Insgesamt zehn Grundsätze haben die Unterzeichner festgelegt. Darin finden sich Begriffe wie Seriosität und Bezahlung, Aufgabendefinition und Zeitplanung, Kommunikation und Datenschutz.

"Das ist die erste Version und diese ist bewusst offen formuliert", erklärt Benkler im Gespräch mit uns. Ginge es nach dem 28-Jährigen, könnte binnen weniger Monate schon der "Code of Conduct 2.0" entstehen, in den Erfahrungen von Crowdworkern und Unternehmen ebenso einfließen wie die der Gewerkschaften. Schließlich hat die IG Metall erst im Mai eine eigene Plattform live geschaltet: faircrowdwork.org. "Auf der Plattform finden alle Clickworker Beratung und Hilfe, können sich in einer Community über die Bezahlung austauschen und vor unseriösen Auftraggebern warnen", erklärt ein Sprecher.

Eine gute Idee, findet jedenfalls Testbirds-Chef Benkler. Schließlich setzt ein solches Portal am Punkt 4 seines Code of Conduct an: Motivierende Arbeit.
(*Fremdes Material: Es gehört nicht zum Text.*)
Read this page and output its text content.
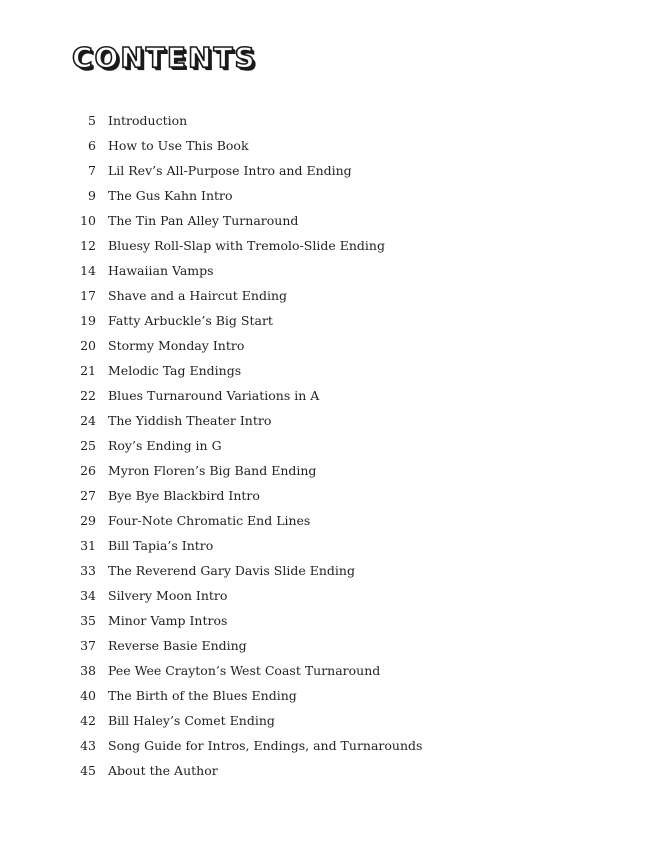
CONTENTS
5 Introduction
6 How to Use This Book
7 Lil Rev’s All-Purpose Intro and Ending
9 The Gus Kahn Intro
10 The Tin Pan Alley Turnaround
12 Bluesy Roll-Slap with Tremolo-Slide Ending
14 Hawaiian Vamps
17 Shave and a Haircut Ending
19 Fatty Arbuckle’s Big Start
20 Stormy Monday Intro
21 Melodic Tag Endings
22 Blues Turnaround Variations in A
24 The Yiddish Theater Intro
25 Roy’s Ending in G
26 Myron Floren’s Big Band Ending
27 Bye Bye Blackbird Intro
29 Four-Note Chromatic End Lines
31 Bill Tapia’s Intro
33 The Reverend Gary Davis Slide Ending
34 Silvery Moon Intro
35 Minor Vamp Intros
37 Reverse Basie Ending
38 Pee Wee Crayton’s West Coast Turnaround
40 The Birth of the Blues Ending
42 Bill Haley’s Comet Ending
43 Song Guide for Intros, Endings, and Turnarounds
45 About the Author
Die Unterzeichner "werden stets ihr Bestes geben, den Erwartungen der Crowdworker hinsichtlich einer motivierenden und erfüllenden Arbeit nachzukommen". Denn intrinsische Motive sind solchenFreelancernFreelancern mindestens so wichtig wie der schnöde Mammon, weiß Benkler. Alles zu Freiberufler auf CIO.de

Testbirds startet daher regelmäßig Umfragen unter seinen mehr als 100.000 registrierten Testern. Das ist aber nur ein Teil, wie Benkler betont. "Den Crowdworkern ist ihre weitere Qualifikation wichtig, daher haben wir eine eigene Bird School eingerichtet", sagt er. "Wir kooperieren auch mit den Universitäten in Siegen und St. Gallen." Auch Gamification-Elemente sollen die freien Tester bei der Stange halten.
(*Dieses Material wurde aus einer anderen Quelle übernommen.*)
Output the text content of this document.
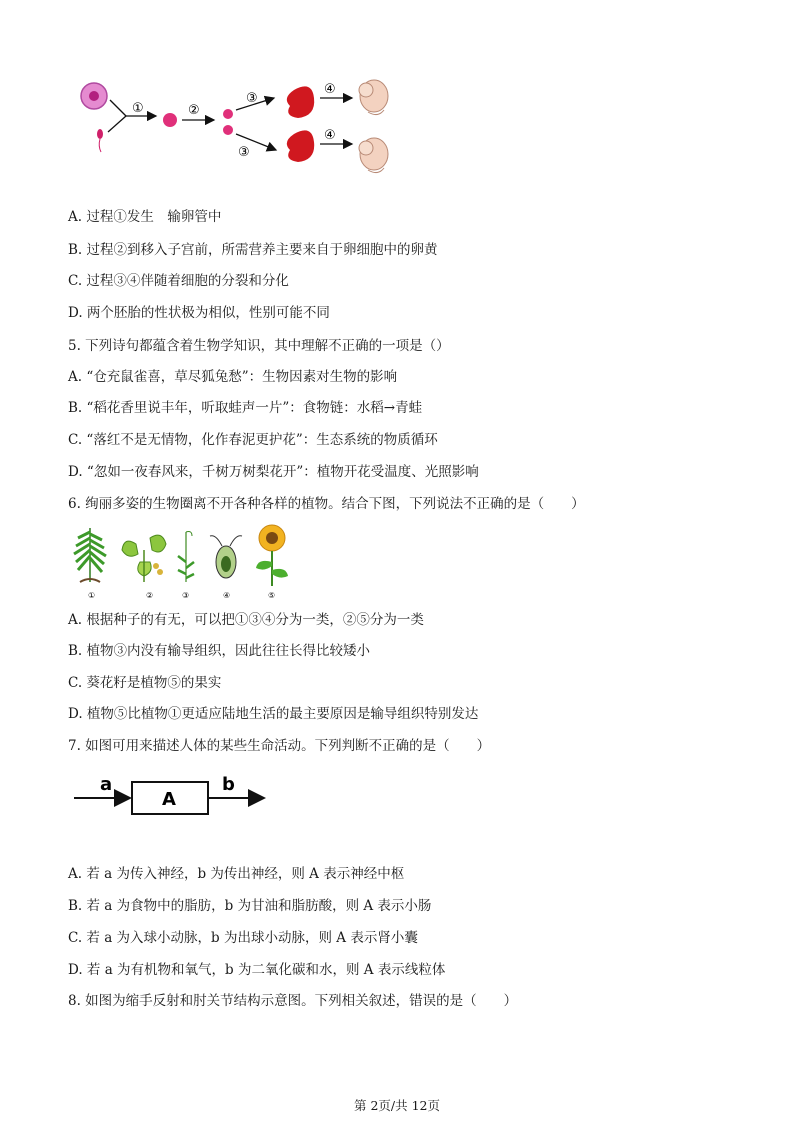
①	②
③
③
④
④
A. 过程①发生　输卵管中
B. 过程②到移入子宫前，所需营养主要来自于卵细胞中的卵黄
C. 过程③④伴随着细胞的分裂和分化
D. 两个胚胎的性状极为相似，性别可能不同
5. 下列诗句都蕴含着生物学知识，其中理解不正确的一项是（）
A. “仓充鼠雀喜，草尽狐兔愁”：生物因素对生物的影响
B. “稻花香里说丰年，听取蛙声一片”：食物链：水稻→青蛙
C. “落红不是无情物，化作春泥更护花”：生态系统的物质循环
D. “忽如一夜春风来，千树万树梨花开”：植物开花受温度、光照影响
6. 绚丽多姿的生物圈离不开各种各样的植物。结合下图，下列说法不正确的是（　　）
①	②	③	④	⑤
A. 根据种子的有无，可以把①③④分为一类，②⑤分为一类
B. 植物③内没有输导组织，因此往往长得比较矮小
C. 葵花籽是植物⑤的果实
D. 植物⑤比植物①更适应陆地生活的最主要原因是输导组织特别发达
7. 如图可用来描述人体的某些生命活动。下列判断不正确的是（　　）
a
A
b
A. 若 a 为传入神经，b 为传出神经，则 A 表示神经中枢
B. 若 a 为食物中的脂肪，b 为甘油和脂肪酸，则 A 表示小肠
C. 若 a 为入球小动脉，b 为出球小动脉，则 A 表示肾小囊
D. 若 a 为有机物和氧气，b 为二氧化碳和水，则 A 表示线粒体
8. 如图为缩手反射和肘关节结构示意图。下列相关叙述，错误的是（　　）
第 2页/共 12页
Wenn es ums Geld geht - Punkt 3 des Codes of conduct verspricht den Clickworkern "faires und angemessenes Honorar - wirft Benkler zunächst einen nicht-monetären Wert in die Waagschale: Vertrauen. "Wir kalkulieren auf Basis von Erfahrungswerten und Feedback aus der Crowd", erläutert er. Und sagt offen: "Veranschlagen wir für einen Auftrag eine bis zwei Stunden, der Tester ist aber nach dreißig Minuten fertig, wird er uns das kaum sagen.
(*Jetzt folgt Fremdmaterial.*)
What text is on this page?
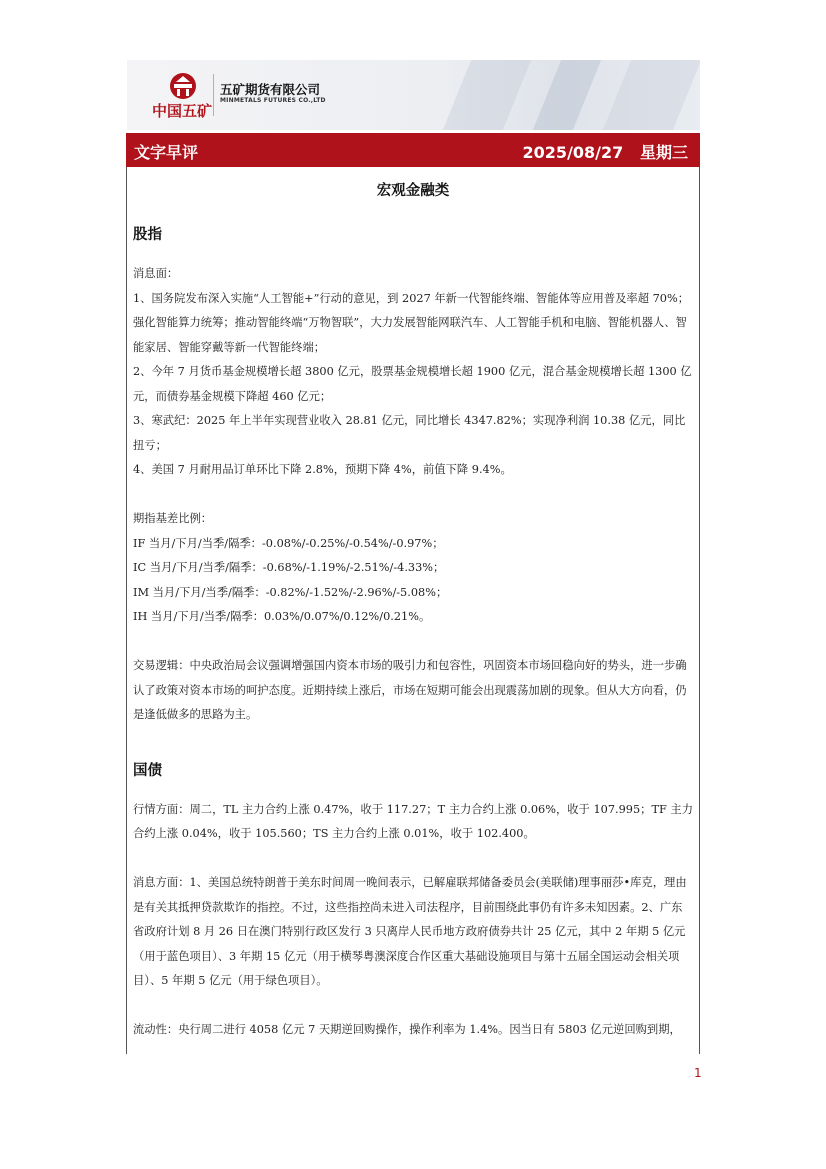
中国五矿
五矿期货有限公司
MINMETALS FUTURES CO.,LTD
文字早评	2025/08/27   星期三
宏观金融类
股指
消息面：
1、国务院发布深入实施“人工智能+”行动的意见，到 2027 年新一代智能终端、智能体等应用普及率超 70%；强化智能算力统筹；推动智能终端“万物智联”，大力发展智能网联汽车、人工智能手机和电脑、智能机器人、智能家居、智能穿戴等新一代智能终端；
2、今年 7 月货币基金规模增长超 3800 亿元，股票基金规模增长超 1900 亿元，混合基金规模增长超 1300 亿元，而债券基金规模下降超 460 亿元；
3、寒武纪：2025 年上半年实现营业收入 28.81 亿元，同比增长 4347.82%；实现净利润 10.38 亿元，同比扭亏；
4、美国 7 月耐用品订单环比下降 2.8%，预期下降 4%，前值下降 9.4%。
期指基差比例：
IF 当月/下月/当季/隔季：-0.08%/-0.25%/-0.54%/-0.97%；
IC 当月/下月/当季/隔季：-0.68%/-1.19%/-2.51%/-4.33%；
IM 当月/下月/当季/隔季：-0.82%/-1.52%/-2.96%/-5.08%；
IH 当月/下月/当季/隔季：0.03%/0.07%/0.12%/0.21%。
交易逻辑：中央政治局会议强调增强国内资本市场的吸引力和包容性，巩固资本市场回稳向好的势头，进一步确认了政策对资本市场的呵护态度。近期持续上涨后，市场在短期可能会出现震荡加剧的现象。但从大方向看，仍是逢低做多的思路为主。
国债
行情方面：周二，TL 主力合约上涨 0.47%，收于 117.27；T 主力合约上涨 0.06%，收于 107.995；TF 主力合约上涨 0.04%，收于 105.560；TS 主力合约上涨 0.01%，收于 102.400。
消息方面：1、美国总统特朗普于美东时间周一晚间表示，已解雇联邦储备委员会(美联储)理事丽莎•库克，理由是有关其抵押贷款欺诈的指控。不过，这些指控尚未进入司法程序，目前围绕此事仍有许多未知因素。2、广东省政府计划 8 月 26 日在澳门特别行政区发行 3 只离岸人民币地方政府债券共计 25 亿元，其中 2 年期 5 亿元（用于蓝色项目）、3 年期 15 亿元（用于横琴粤澳深度合作区重大基础设施项目与第十五届全国运动会相关项目）、5 年期 5 亿元（用于绿色项目）。
流动性：央行周二进行 4058 亿元 7 天期逆回购操作，操作利率为 1.4%。因当日有 5803 亿元逆回购到期，
1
Braucht er aber drei Stunden, wird er sich schon melden." Grundsätzlich solle bei Testbirds niemand weniger als zehn Euro pro Stunde erhalten, und das wurde schon vor dem Mindestlohn beschlossen. Zudem zahlen die Münchner ihren Testern Boni: je mehr Bugs gefunden werden, umso mehr Geld gibt es. Im konkreten Fall hängt die Bezahlung immer von Faktoren wie dem Schwierigkeitsgrad der Aufgabe und der verlangten Qualifikation ab, so Benkler.